Additionally, according to the lawsuit, Fowler failed to obtain Begay’s “informed” consent for discharge from the hospital because Begay wasn’t in a frame of mind to be able to make such a decision and as a fluent Navajo language speaker, he wasn’t provided with an interpreter.

It’s not the first time deaths have occurred in the Montezuma County jail. According to a Cortez Journal news report, two other inmates died in jail in 2013 and a 43-year-old woman died in her cell last month.

One of the only safety nets for alcohol and drug dependent people in Cortez is The Bridge Emergency Homeless Shelter. Located near the jail, The Bridge provides individual sleeping rooms, laundry and bath facilities, along with meals and educational groups.

“We have a wide welcome mat. We don’t want anyone freezing to death,” said Laurie Knutson, the shelter’s executive director.

Knutson added that The Bridge serves a need that reaches around 290 people a year, including many members of the Navajo and Ute Mountain Ute Tribes.

But, she added, the community needs a detox center that can provide medical treatment and care.

“In my opinion, (The Bridge) is used as a de-facto detox center, and we are not (that),” she said.

Sheriff Steve Nowlin, who took office in January 2015, replacing Dennis Spruel, one of the defendants in the lawsuit, said that he’s already started a conversation about setting up a detox center with the new director of the Southwest Memorial Hospital and plans to reach out to the Navajo Nation, the Ute Mountain Ute Nation and nearby communities for help.

“We have to do the right thing before it gets worse. We (in government) are supposed to protect people. We need to get stakeholders involved in this. We can all work together to get this done,” he said.

“Intervention could make a difference (in saving lives),” said Melanie Yazzie, a member of The Red Nation, an organization that advocates for Native Americans experiencing human rights violations.

“We support Harrison Begay’s family in their efforts to find justice and change the landscape of health care for Native American people. I think there needs to be wide-spread pressure to (make change),” she added.

Haley Leonard, a spokesperson for the Southwest Memorial Hospital, said that she could not comment because of the pending lawsuit.
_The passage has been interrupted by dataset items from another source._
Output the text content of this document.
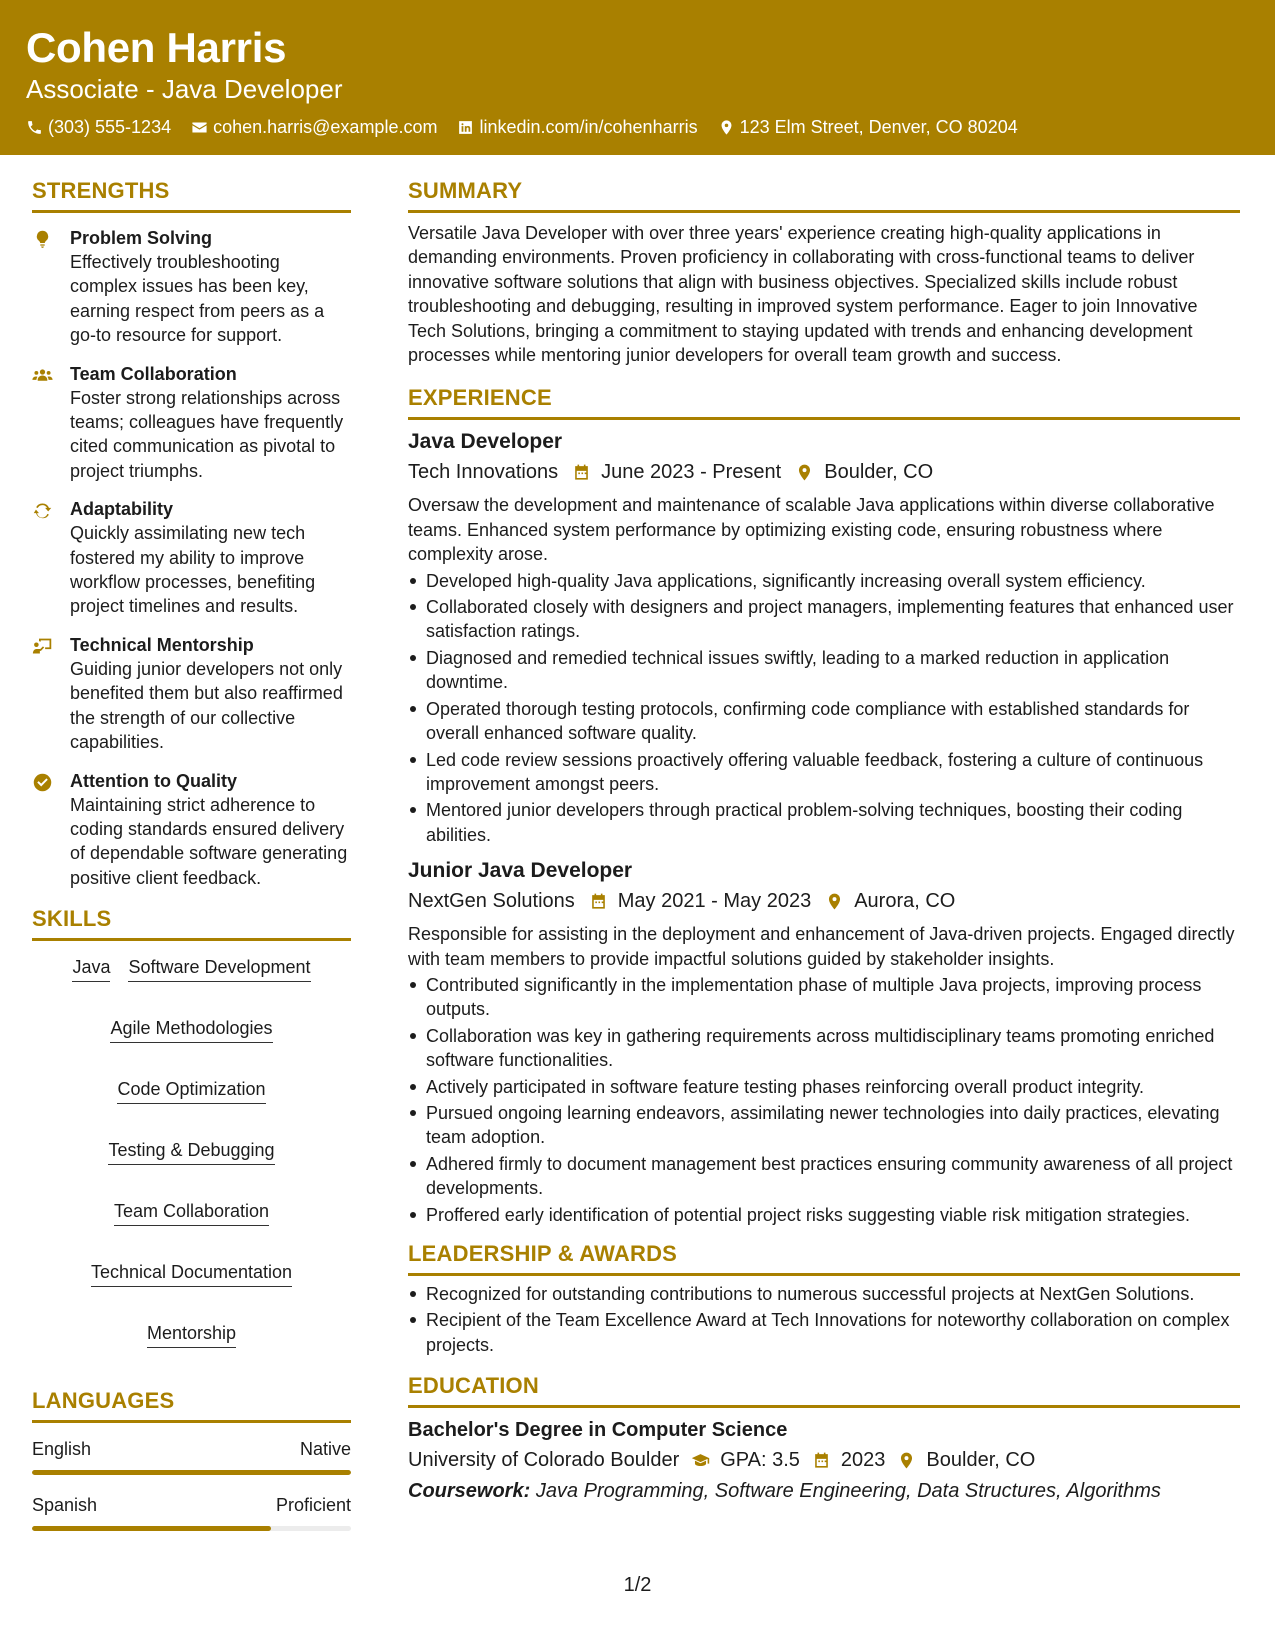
Cohen Harris
Associate - Java Developer
(303) 555-1234 cohen.harris@example.com linkedin.com/in/cohenharris 123 Elm Street, Denver, CO 80204
STRENGTHS
Problem Solving
Effectively troubleshooting complex issues has been key, earning respect from peers as a go-to resource for support.
Team Collaboration
Foster strong relationships across teams; colleagues have frequently cited communication as pivotal to project triumphs.
Adaptability
Quickly assimilating new tech fostered my ability to improve workflow processes, benefiting project timelines and results.
Technical Mentorship
Guiding junior developers not only benefited them but also reaffirmed the strength of our collective capabilities.
Attention to Quality
Maintaining strict adherence to coding standards ensured delivery of dependable software generating positive client feedback.
SKILLS
Java Software Development
Agile Methodologies
Code Optimization
Testing & Debugging
Team Collaboration
Technical Documentation
Mentorship
LANGUAGES
English	Native
Spanish	Proficient
SUMMARY
Versatile Java Developer with over three years' experience creating high-quality applications in demanding environments. Proven proficiency in collaborating with cross-functional teams to deliver innovative software solutions that align with business objectives. Specialized skills include robust troubleshooting and debugging, resulting in improved system performance. Eager to join Innovative Tech Solutions, bringing a commitment to staying updated with trends and enhancing development processes while mentoring junior developers for overall team growth and success.
EXPERIENCE
Java Developer
Tech Innovations June 2023 - Present Boulder, CO
Oversaw the development and maintenance of scalable Java applications within diverse collaborative teams. Enhanced system performance by optimizing existing code, ensuring robustness where complexity arose.
Developed high-quality Java applications, significantly increasing overall system efficiency.
Collaborated closely with designers and project managers, implementing features that enhanced user satisfaction ratings.
Diagnosed and remedied technical issues swiftly, leading to a marked reduction in application downtime.
Operated thorough testing protocols, confirming code compliance with established standards for overall enhanced software quality.
Led code review sessions proactively offering valuable feedback, fostering a culture of continuous improvement amongst peers.
Mentored junior developers through practical problem-solving techniques, boosting their coding abilities.
Junior Java Developer
NextGen Solutions May 2021 - May 2023 Aurora, CO
Responsible for assisting in the deployment and enhancement of Java-driven projects. Engaged directly with team members to provide impactful solutions guided by stakeholder insights.
Contributed significantly in the implementation phase of multiple Java projects, improving process outputs.
Collaboration was key in gathering requirements across multidisciplinary teams promoting enriched software functionalities.
Actively participated in software feature testing phases reinforcing overall product integrity.
Pursued ongoing learning endeavors, assimilating newer technologies into daily practices, elevating team adoption.
Adhered firmly to document management best practices ensuring community awareness of all project developments.
Proffered early identification of potential project risks suggesting viable risk mitigation strategies.
LEADERSHIP & AWARDS
Recognized for outstanding contributions to numerous successful projects at NextGen Solutions.
Recipient of the Team Excellence Award at Tech Innovations for noteworthy collaboration on complex projects.
EDUCATION
Bachelor's Degree in Computer Science
University of Colorado Boulder GPA: 3.5 2023 Boulder, CO
Coursework: Java Programming, Software Engineering, Data Structures, Algorithms
1/2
Based on an excerpt from the lawsuit, another hospital spokesperson wrote Herder, “We are unable to find any correlation between Mr. Begay’s passing and the care he received at Southwest Memorial Hospital, Inc.” The lawsuit requests a jury trial of six persons and an amount over $75,000. Sacks declined to comment.

SUBMITTED

Harrison Mann Begay, 38, died at the Montezuma County Police Department in Cortez, Colo., from alcohol poisoning and potential complications from a head injury, according to a complaint. These events and others are detailed in the 40-page lawsuit filed last month by the family’s attorney, Russell Sacks, of Albuquerque.